Senator Reed, Mitglied des Senats der Vereinigten Staaten, hat von der Rednerbühne und in der Presse erklärt, daß die Regierung der Vereinigten Staaten jetzt in den Händen eines "Haufens von Schwindlern, Erpressern und berufsmäßigen Kongreßbestechern" sei. … Ähnliche Schäden in allen anderen Nationen der Erde könnten hier angeführt werden, wenn die Zeit dies erlauben würde.

Was soll diese ganze Detailkritik, die sich auch in weiteren Rutherfordschriften nachweisen läßt, etwa in seinem Buch "Regierung"? Welchen Zweck verfolgt ihr Autor damit? Will er animieren, Veränderungen herbeizuführen? Will er zumindest, wenn er sich selbst dazu nicht imstande sieht, daraufhin orientieren, diejenigen direkt oder indirekt zu unterstützen, die das auf ihr "Panier" geschrieben haben? Auch diese Frage muss man verneinen.

Rutherford geht es eigentlich nur um eines: Um eine "dunkle Folie", auf der er sein "Patentrezept" zu offerieren gedenkt. Und dieses heißt: Hoffe und harre bis zum Sankt Nimmerleinstag! Mag man auch anderen Religionen vorhalten. Auch sie vertreten und kultivieren religiöse Opium. So doch wohl keine andere so ausgeprägt, wie die Zeugen Jehovas-Religion!

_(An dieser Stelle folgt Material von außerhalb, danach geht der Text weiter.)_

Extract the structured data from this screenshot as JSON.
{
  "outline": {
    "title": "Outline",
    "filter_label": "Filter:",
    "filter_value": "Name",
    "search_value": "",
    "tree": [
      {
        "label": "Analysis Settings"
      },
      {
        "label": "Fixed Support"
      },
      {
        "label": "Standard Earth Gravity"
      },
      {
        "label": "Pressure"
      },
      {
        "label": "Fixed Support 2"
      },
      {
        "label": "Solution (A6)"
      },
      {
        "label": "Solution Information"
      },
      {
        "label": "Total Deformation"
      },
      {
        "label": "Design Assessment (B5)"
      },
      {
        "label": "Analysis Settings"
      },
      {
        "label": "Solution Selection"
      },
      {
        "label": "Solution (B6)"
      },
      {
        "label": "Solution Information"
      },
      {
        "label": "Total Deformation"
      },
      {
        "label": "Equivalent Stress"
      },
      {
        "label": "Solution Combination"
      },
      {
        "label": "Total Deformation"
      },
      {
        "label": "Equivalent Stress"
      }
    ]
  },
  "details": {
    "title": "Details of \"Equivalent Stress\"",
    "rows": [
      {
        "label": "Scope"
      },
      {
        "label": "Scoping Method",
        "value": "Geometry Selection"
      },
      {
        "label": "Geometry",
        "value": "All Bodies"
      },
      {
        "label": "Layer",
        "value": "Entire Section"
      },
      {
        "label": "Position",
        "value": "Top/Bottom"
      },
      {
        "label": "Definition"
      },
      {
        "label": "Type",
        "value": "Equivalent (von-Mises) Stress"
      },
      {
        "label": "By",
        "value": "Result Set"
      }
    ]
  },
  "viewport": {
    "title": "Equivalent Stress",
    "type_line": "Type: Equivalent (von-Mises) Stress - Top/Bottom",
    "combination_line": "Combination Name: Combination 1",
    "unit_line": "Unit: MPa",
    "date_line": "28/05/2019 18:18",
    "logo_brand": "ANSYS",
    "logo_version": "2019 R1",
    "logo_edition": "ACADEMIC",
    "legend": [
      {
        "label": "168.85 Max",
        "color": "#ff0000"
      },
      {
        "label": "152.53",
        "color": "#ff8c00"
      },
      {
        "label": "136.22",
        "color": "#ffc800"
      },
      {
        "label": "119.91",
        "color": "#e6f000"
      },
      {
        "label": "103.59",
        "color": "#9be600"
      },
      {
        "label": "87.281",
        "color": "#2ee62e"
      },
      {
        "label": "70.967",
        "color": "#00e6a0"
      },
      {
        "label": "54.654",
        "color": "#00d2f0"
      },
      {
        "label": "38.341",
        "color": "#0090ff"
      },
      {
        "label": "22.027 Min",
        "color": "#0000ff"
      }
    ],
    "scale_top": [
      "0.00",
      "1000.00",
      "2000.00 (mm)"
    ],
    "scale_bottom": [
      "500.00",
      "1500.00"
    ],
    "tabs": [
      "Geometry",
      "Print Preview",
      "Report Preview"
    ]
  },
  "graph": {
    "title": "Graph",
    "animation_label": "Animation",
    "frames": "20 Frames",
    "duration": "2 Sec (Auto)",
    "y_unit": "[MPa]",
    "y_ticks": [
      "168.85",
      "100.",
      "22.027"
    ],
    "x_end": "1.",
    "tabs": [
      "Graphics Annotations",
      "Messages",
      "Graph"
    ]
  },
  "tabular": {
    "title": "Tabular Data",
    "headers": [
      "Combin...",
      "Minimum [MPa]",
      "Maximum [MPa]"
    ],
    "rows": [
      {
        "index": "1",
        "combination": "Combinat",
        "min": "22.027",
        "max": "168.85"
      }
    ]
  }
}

Dies kann man indirekt auch daran ablesen, welche Kommentare denn Rutherford auch den Konkurrenzreligionen angedeihen lässt. Zum Beispiel den:

Es gibt zwei Hauptklassen von Geistlichen; die einen nennen sich Modernisten, fortschrittlich, freisinnig usw., und die anderen nennen sich Fundamentalisten, aber auch Orthodoxe, Positive usw. Laßt uns gerne annehmen, daß beide Klassen aufrichtig in ihren Ansichten sind; aber dann muß zum mindesten ein böser Einfluß vorhanden sein, der bewirkt, daß sie so wesentlich voneinander abweichen, und dies läßt die Frage entstehen: Wem dienen sie eigentlich? Die Stellungnahme der Modernisten ist, kurz gesagt, die folgende: Der Mensch ist nicht von Jehova Gott erschaffen worden, sondern er ist das Resultat eines Fortentwicklungsvorganges; der biblische Bericht über die Erschaffung des Menschen und seinen Sündenfall ist unwahr und der Beachtung unwert; der Mensch benötigt keinen Erlöser und hat auch nie eines Erlösers bedurft; daher ist das Blut, das Jesus Christus auf Golgatha vergoß, ohne eigentlichen Wert für die Menschheit. Die Modernisten bestreiten also damit Gottes Wort.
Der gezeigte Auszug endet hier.